Productivity in the domestic market trails behind European peers, report suggests

Ireland would need to increase the amount of hourly value-added by 17% to reach the average of its economic peers
Productivity in the domestic market trails behind European peers, report suggests

Hospitality, transport and manufacturing were among the sectors examined by Neri for the report, all of which underperformed compared to productivity in other similar economies.

Productivity in the domestic economy may be trailing behind European peers due to poor infrastructure and low levels of investment, suggested research by the Nevin Economic Research Institute (Neri).

In its report titled ‘Productivity in Ireland’s Domestically-Owned Market Economy’, published with trade union Siptu, Neri indicated while multinationals continued to buoy the economy, there were signs domestic sectors were underperforming, which could be leading to lower wages.
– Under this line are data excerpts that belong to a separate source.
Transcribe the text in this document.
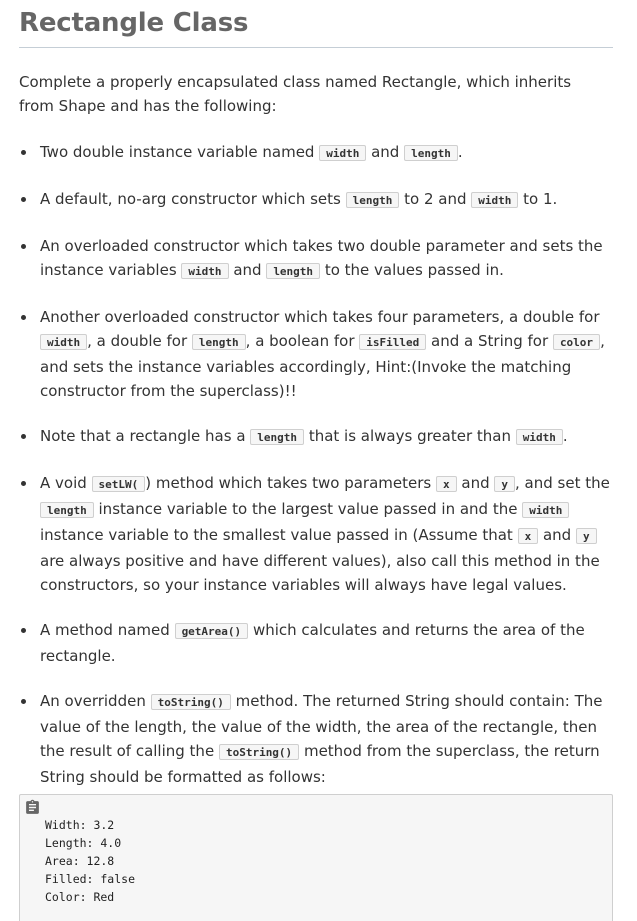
Rectangle Class

Complete a properly encapsulated class named Rectangle, which inherits from Shape and has the following:

Two double instance variable named width and length .
A default, no-arg constructor which sets length to 2 and width to 1.
An overloaded constructor which takes two double parameter and sets the instance variables width and length to the values passed in.
Another overloaded constructor which takes four parameters, a double for width , a double for length , a boolean for isFilled and a String for color , and sets the instance variables accordingly, Hint:(Invoke the matching constructor from the superclass)!!
Note that a rectangle has a length that is always greater than width .
A void setLW( ) method which takes two parameters x and y , and set the length instance variable to the largest value passed in and the width instance variable to the smallest value passed in (Assume that x and y are always positive and have different values), also call this method in the constructors, so your instance variables will always have legal values.
A method named getArea() which calculates and returns the area of the rectangle.
An overridden toString() method. The returned String should contain: The value of the length, the value of the width, the area of the rectangle, then the result of calling the toString() method from the superclass, the return String should be formatted as follows:
Width: 3.2
Length: 4.0
Area: 12.8
Filled: false
Color: Red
“People tend to think that lower productivity means that workers put in less effort or are less efficient. However, the problem facing Ireland’s domestic sector is not its workforce, but rather a swathe of unproductive firms,” said Neri researcher Chris Smart and Siptu researcher Michael Taft in commentary on the report.

The domestic sectors included in the research exclude areas with a strong public sector presence such as health and education. 

Hospitality, transport and manufacturing were among the sectors examined by Neri for the report, all of which underperformed compared to productivity in other similar economies.

The disparity was not evenly distributed across domestic economic sectors. For instance, the worst performing sectors by comparison were wholesale and retail, followed by manufacturing, especially food manufacturing, transport and hospitality. 

Meanwhile, productivity in construction was average compared with other similar economies.

On the opposite end of the spectrum, domestic productivity in the professional and scientific sectors in Ireland greatly outstripped other countries, boosted by a strong performance in management consultancy.

Neri used the value-added per hour worked as the measure of apparent labour productivity for its research and concluded Ireland would need to increase the amount of hourly value-added by 17% to reach the average of its economic peers.

“Put another way, if we had the same productivity as these other countries, Irish wages and profits could be, on average, 17% higher,” Mr Smart and Mr Taft said in their commentary.

The research carried out by Neri compared Ireland’s productivity against other small open economies including Austria, Belgium, Denmark, Finland, Ireland, Luxembourg, Netherlands, Norway and Sweden.

Neri used these economies due to the number of shared characteristics with Ireland, including high-income, small population and domestic markets, and a high reliance on exports.

The institute also suggested managerial deficits and a crowding-out effect of foreign-owned companies and reduced market competition due to entry barriers are also likely to have impacted domestic productivity.